La couverture en mois vous dit à quel point vous êtes à l'abri pendant que vous vous déplacez.
L'écart perçu/réel vous dit ce que, de tout cela, vous savez pour de bon, et ce que vous êtes en train de vous imaginer.
Retirez n'importe laquelle des quatre, et la position redevient ambiguë.
Vous pouvez avoir un beau patrimoine net mais entièrement en Actif− : un patrimoine qui a l'air solide et qui, pendant ce temps, vous draine. Vous pouvez avoir une trajectoire parfaite et zéro couverture : le premier imprévu vous oblige à brader précisément les choses qui travaillaient pour vous. Vous pouvez avoir les trois chiffres en ordre sans le savoir : et alors vous vivez avec l'anxiété de celui qui va bien sans s'en rendre compte.
C'est pour cela qu'il faut les lire ensemble. Chacune corrige l'illusion que les autres, seules, pourraient vous donner.
Un exemple qui les tient toutes les quatre.
Anna regarde son point. Patrimoine net : 180 000 euros, une bonne position. Mix : 35 % d'Actif+, 65 % d'Actif−, elle dissipe plus qu'elle ne construit. Couverture : dix mois, largement de quoi voir venir, peut-être trop liquide. Écart : presque nul, ses chiffres réels coïncident avec ceux qu'elle avait en tête.
Quatre chiffres, une seule lecture : Anna va bien aujourd'hui et se connaît bien, mais elle a trop d'argent immobile et une trajectoire qui ne construit pas.
Aucune des quatre, seule, ne lui aurait dit cela. Ensemble, elles le lui ont dit en une minute.
Et remarquez ce qui n'est pas arrivé : personne n'a dit à Anna quoi faire. Les coordonnées ne décident pas. Elles ne lui disent pas de déplacer ses liquidités, ni où. Elles lui donnent la position — le choix reste le sien, et elle le fait avec les faits devant elle plutôt qu'au feeling.
Soixante secondes, une fois par semaine
Ce qui est beau, avec un système de quatre coordonnées, c'est qu'une fois qu'il existe, le lire est très rapide.

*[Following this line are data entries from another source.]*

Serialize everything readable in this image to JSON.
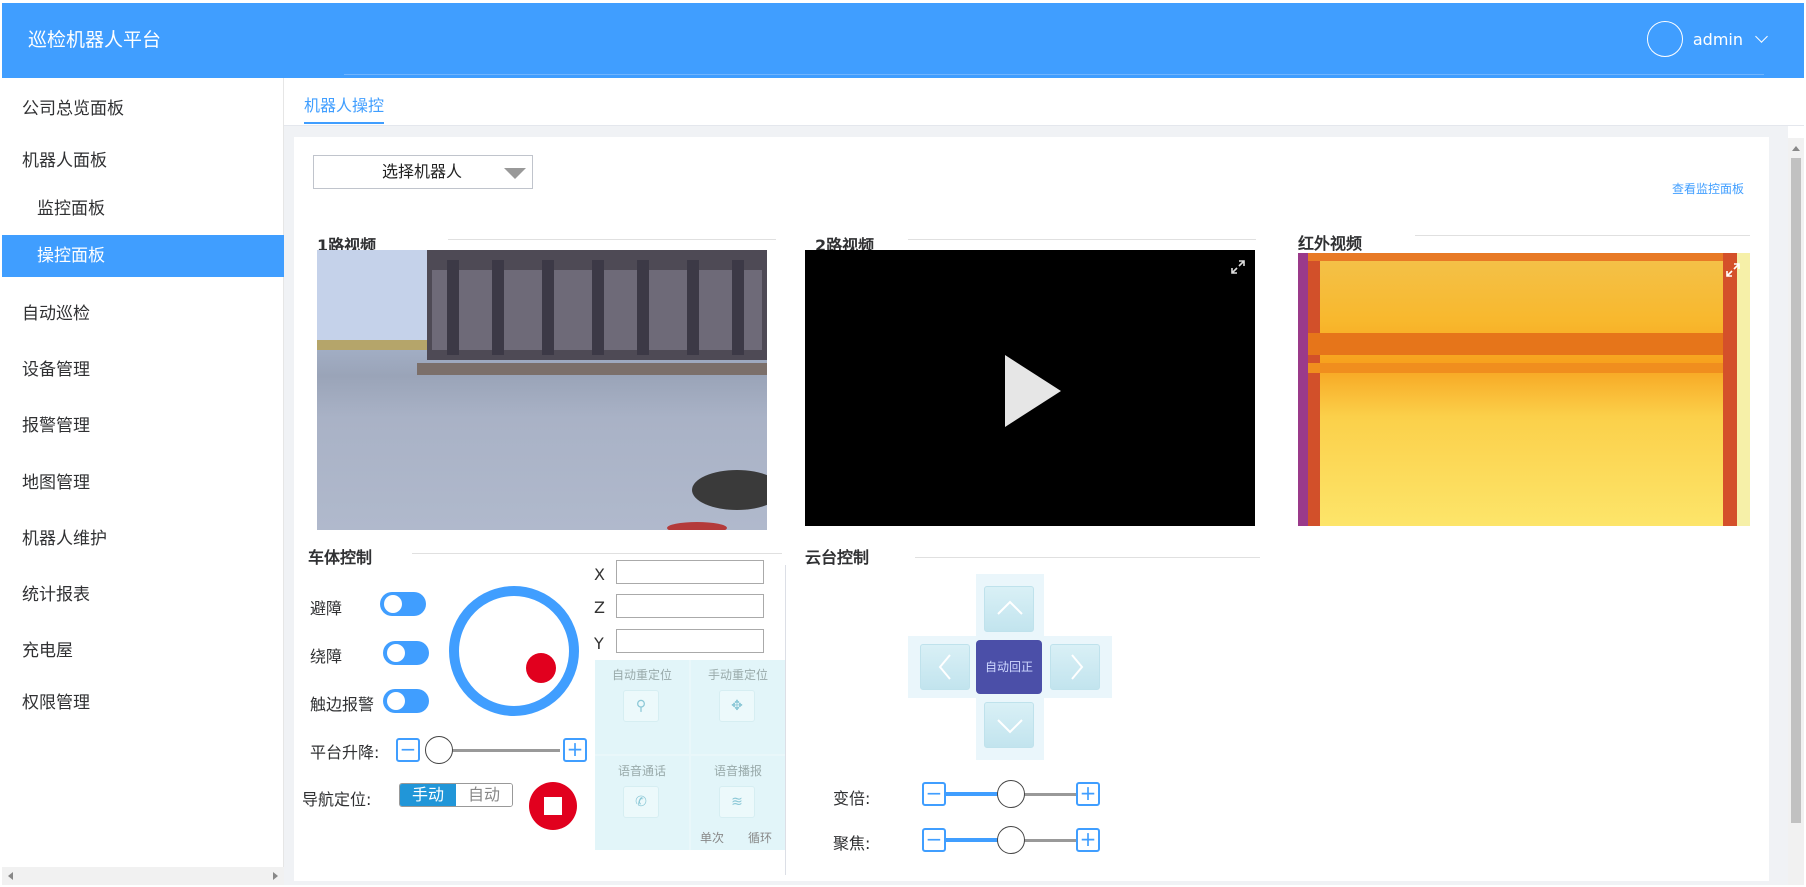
{
  "app": {
    "title": "巡检机器人平台"
  },
  "user": {
    "name": "admin"
  },
  "sidebar": {
    "items": [
      {
        "label": "公司总览面板"
      },
      {
        "label": "机器人面板"
      },
      {
        "label": "监控面板"
      },
      {
        "label": "操控面板"
      },
      {
        "label": "自动巡检"
      },
      {
        "label": "设备管理"
      },
      {
        "label": "报警管理"
      },
      {
        "label": "地图管理"
      },
      {
        "label": "机器人维护"
      },
      {
        "label": "统计报表"
      },
      {
        "label": "充电屋"
      },
      {
        "label": "权限管理"
      }
    ]
  },
  "tabs": [
    {
      "label": "机器人操控"
    }
  ],
  "toolbar": {
    "select_robot": "选择机器人",
    "view_monitor": "查看监控面板"
  },
  "videos": {
    "v1": "1路视频",
    "v2": "2路视频",
    "v3": "红外视频"
  },
  "car_control": {
    "title": "车体控制",
    "obstacle_avoid": "避障",
    "obstacle_detour": "绕障",
    "edge_alarm": "触边报警",
    "platform_lift": "平台升降:",
    "nav_position": "导航定位:",
    "nav_manual": "手动",
    "nav_auto": "自动",
    "x": "X",
    "z": "Z",
    "y": "Y",
    "auto_relocate": "自动重定位",
    "manual_relocate": "手动重定位",
    "voice_call": "语音通话",
    "voice_broadcast": "语音播报",
    "single": "单次",
    "loop": "循环",
    "platform_level": 0.1
  },
  "ptz_control": {
    "title": "云台控制",
    "center": "自动回正",
    "zoom_label": "变倍:",
    "focus_label": "聚焦:",
    "zoom_level": 0.5,
    "focus_level": 0.5
  },
  "colors": {
    "accent": "#409eff",
    "stop": "#e1001e",
    "ptz_center": "#4b4fa8"
  }
}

Une fois par semaine — le jour compte moins que la régularité — vous ouvrez Cashfulness et vous faites défiler les quatre dans l'ordre.
Où suis-je ? Dans quelle direction vais-je ? À quel point suis-je à l'abri ? Et est-ce que je le sais pour de bon, ou est-ce que je me raconte une histoire ?

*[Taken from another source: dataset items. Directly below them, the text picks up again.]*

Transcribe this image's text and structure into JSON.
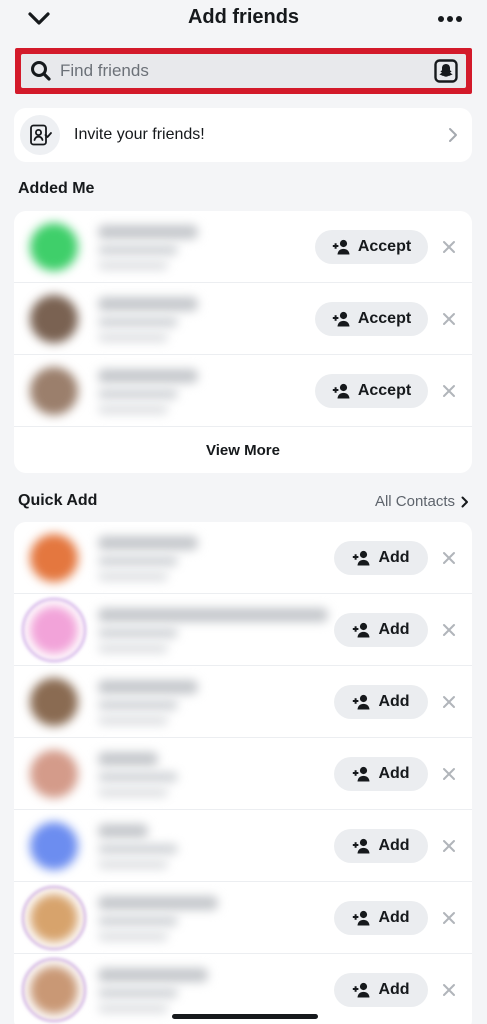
{
  "header": {
    "title": "Add friends",
    "back_icon": "chevron-down-icon",
    "more_icon": "more-horizontal-icon"
  },
  "search": {
    "placeholder": "Find friends",
    "value": "",
    "highlight_color": "#d31a2a"
  },
  "invite": {
    "label": "Invite your friends!"
  },
  "added_me": {
    "title": "Added Me",
    "accept_label": "Accept",
    "view_more_label": "View More",
    "rows": [
      {
        "avatar_color": "#3fcf6a"
      },
      {
        "avatar_color": "#7a6252"
      },
      {
        "avatar_color": "#9b7f6c"
      }
    ]
  },
  "quick_add": {
    "title": "Quick Add",
    "all_contacts_label": "All Contacts",
    "add_label": "Add",
    "rows": [
      {
        "avatar_color": "#e4773f",
        "story_ring": false
      },
      {
        "avatar_color": "#f2a3d9",
        "story_ring": true
      },
      {
        "avatar_color": "#8a6b52",
        "story_ring": false
      },
      {
        "avatar_color": "#d49b8a",
        "story_ring": false
      },
      {
        "avatar_color": "#6c8df0",
        "story_ring": false
      },
      {
        "avatar_color": "#d7a36c",
        "story_ring": true
      },
      {
        "avatar_color": "#c99875",
        "story_ring": true
      }
    ]
  },
  "colors": {
    "background": "#f4f5f7",
    "card": "#ffffff",
    "pill": "#ebedf0",
    "text": "#16191c"
  }
}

Quatre questions, quatre chiffres déjà prêts. Soixante secondes.
Presque toujours, la réponse d'ensemble est la même : le cap tient, je n'ai rien à faire.

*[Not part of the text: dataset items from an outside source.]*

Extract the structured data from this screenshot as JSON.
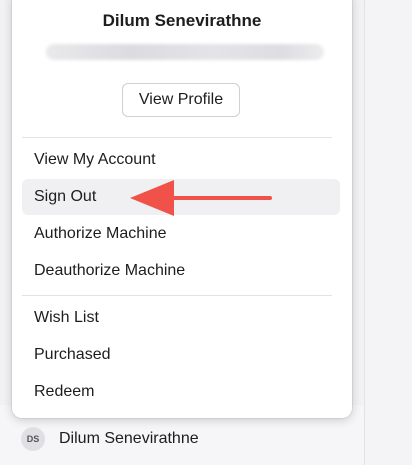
{
  "account_menu": {
    "user_name": "Dilum Senevirathne",
    "view_profile_label": "View Profile",
    "items": [
      {
        "label": "View My Account"
      },
      {
        "label": "Sign Out"
      },
      {
        "label": "Authorize Machine"
      },
      {
        "label": "Deauthorize Machine"
      },
      {
        "label": "Wish List"
      },
      {
        "label": "Purchased"
      },
      {
        "label": "Redeem"
      }
    ]
  },
  "footer": {
    "avatar_initials": "DS",
    "user_name": "Dilum Senevirathne"
  },
  "annotation": {
    "arrow_color": "#f0524a",
    "icon": "left-arrow-icon"
  }
}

De temps en temps, l'une des quatre bouge de façon inattendue — la couverture passée sous votre seuil, le mix qui a glissé vers l'Actif−, un écart qui n'était pas là avant. Et là, vous faites une petite correction, pas un drame.
C'est la différence entre avoir une anxiété de fond et avoir une donnée de fond. La première vous accompagne toute la semaine et ne vous dit jamais rien de précis. La seconde, vous la regardez une minute, et le reste du temps vous pouvez la laisser tranquille.
Quatre coordonnées, ce n'est pas plus de travail qu'une seule. C'est la même lecture, faite une fois, mais qui cesse de vous mentir par omission.
L'argent est un outil pour acheter du temps et de la liberté. Un système de coordonnées que vous lisez en une minute vous rend la chose la plus rare de toutes : la quiétude de savoir où vous êtes, sans avoir à y penser le reste de la semaine.